Some iced cakes can stay in your pantry before an event, while others need refrigerating to stay safe. How to best preserve the cake depends on what kind of icing you've used. That said, refrigerating any type of iced cake gives you extra peace of mind that you have greatly reduced the chances of foodborne illness.

Keep It Cool

  • Iced cakes that have a stable frosting from a can stay safe in your pantry for two to four days. But if you've made the frosting yourself, using butter, fresh eggs or milk, refrigerate the cake within two hours of making it and plan on keeping it in the refrigerator for up to four days. Refrigerate the cake within two hours of icing it, or preferably, immediately after making it.

All Cakes Are Not Equal

  • If your icing contains certain dairy products, you need to be especially careful. Icings made with fresh eggs, such as seven-minute frosting, and those with cream cheese, butter, whipped cream or custard, all need to be refrigerated within two hours of frosting. They will remain safe in the fridge for up to three days.

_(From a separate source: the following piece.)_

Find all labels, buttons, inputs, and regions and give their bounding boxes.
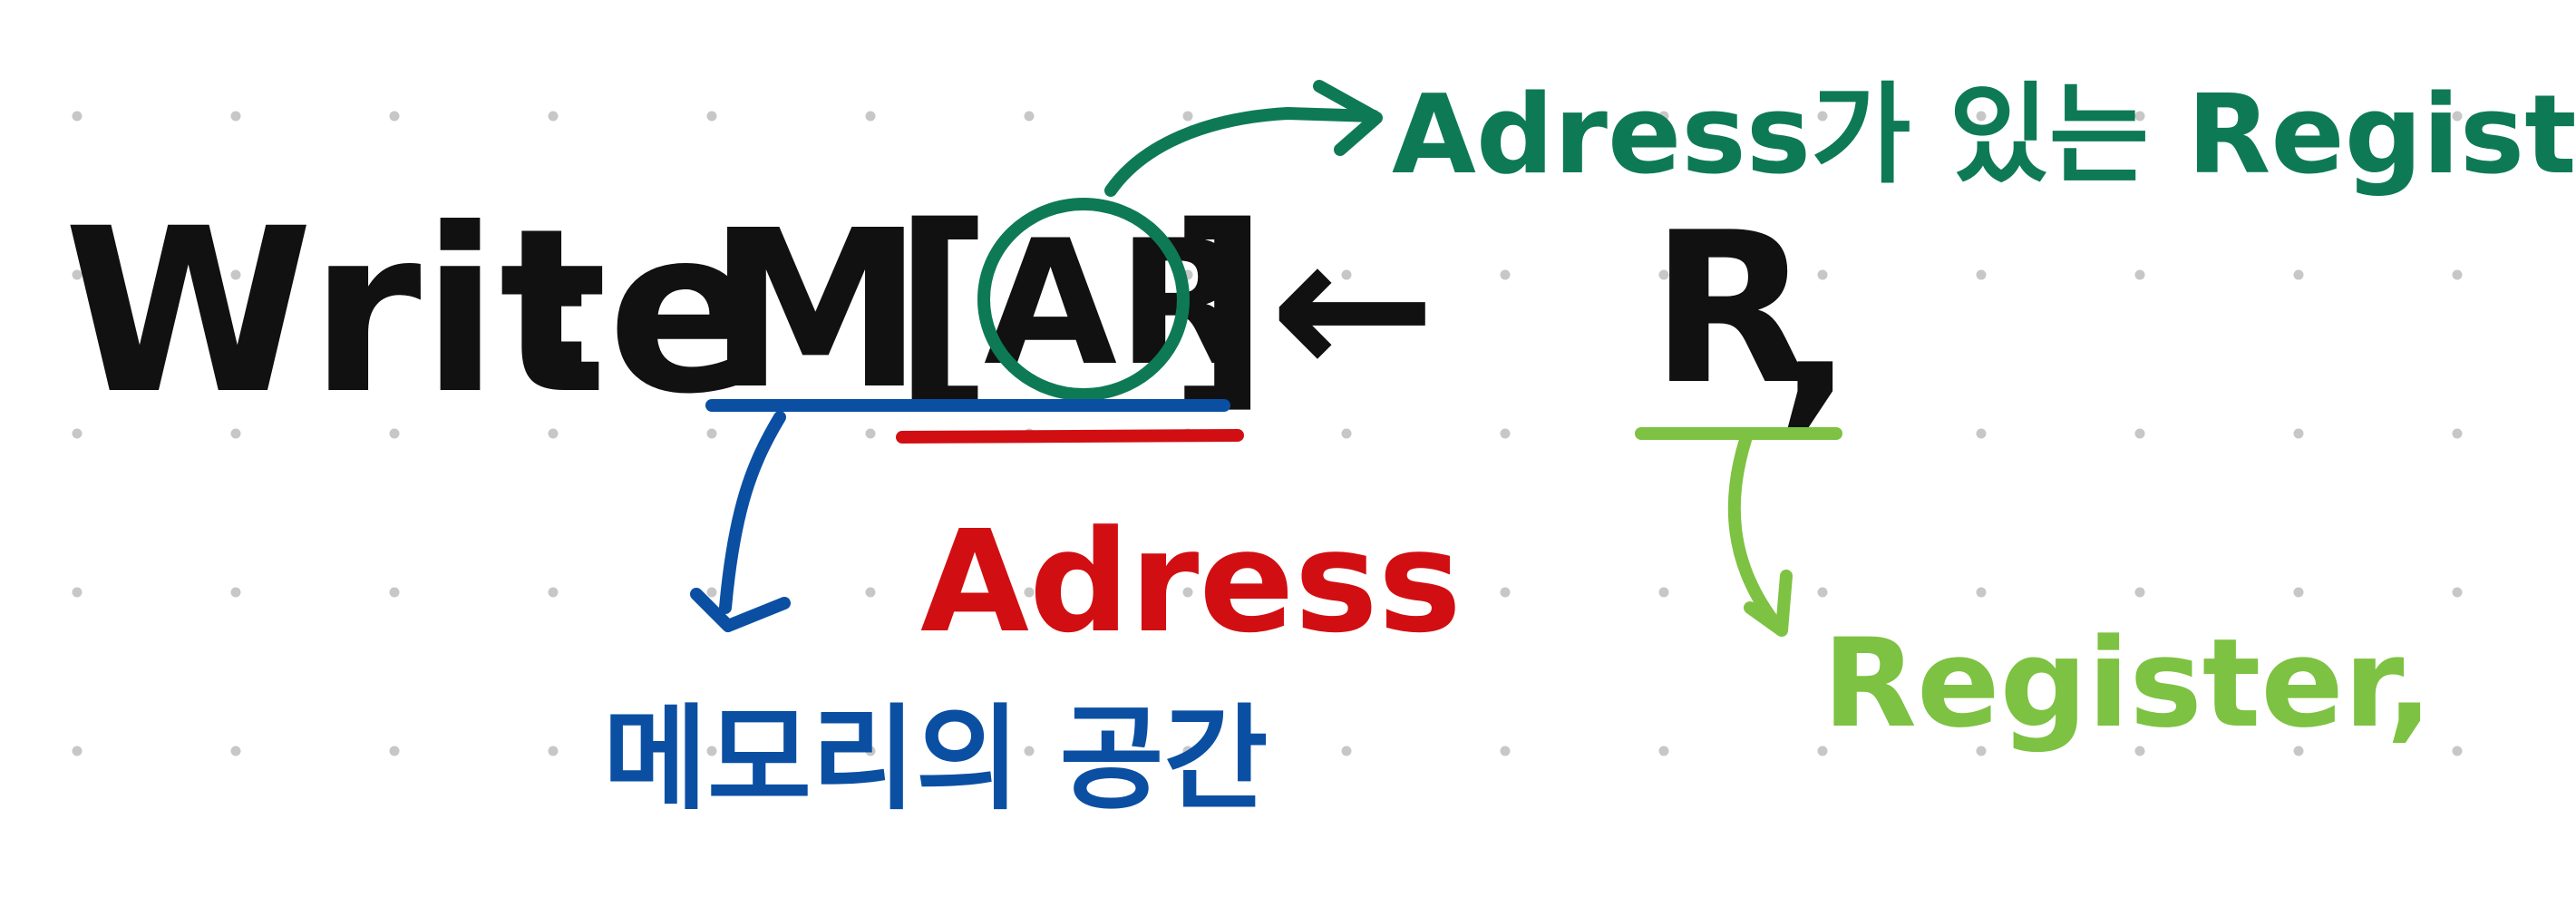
grid-dot: [548, 587, 559, 598]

Cakes with whipped cream are especially fragile, because the cream lose its fluffiness and separates within a day, turning your cake soggy.

Time for Dessert

  • Both the cake and icing become firm in the fridge, and may not taste as good because your taste buds are less receptive to cold food than room temperature or warm food. Take the cake out to sit at room temperature for an hour before serving so it warms up slightly but is still within the safe two-hour serving period.

Why It Matters

  • Harmful and harmless bacteria exist everywhere, but they multiply rapidly in some foods and at room temperature. For example, more than 2,300 types of Salmonella bacteria grow in foods, not to mention thousands of other types of bacteria. If your refrigerator is set to at least 40 degrees Fahrenheit or lower, the bacteria multiply much more slowly and become almost dormant, reducing your risk of getting sick.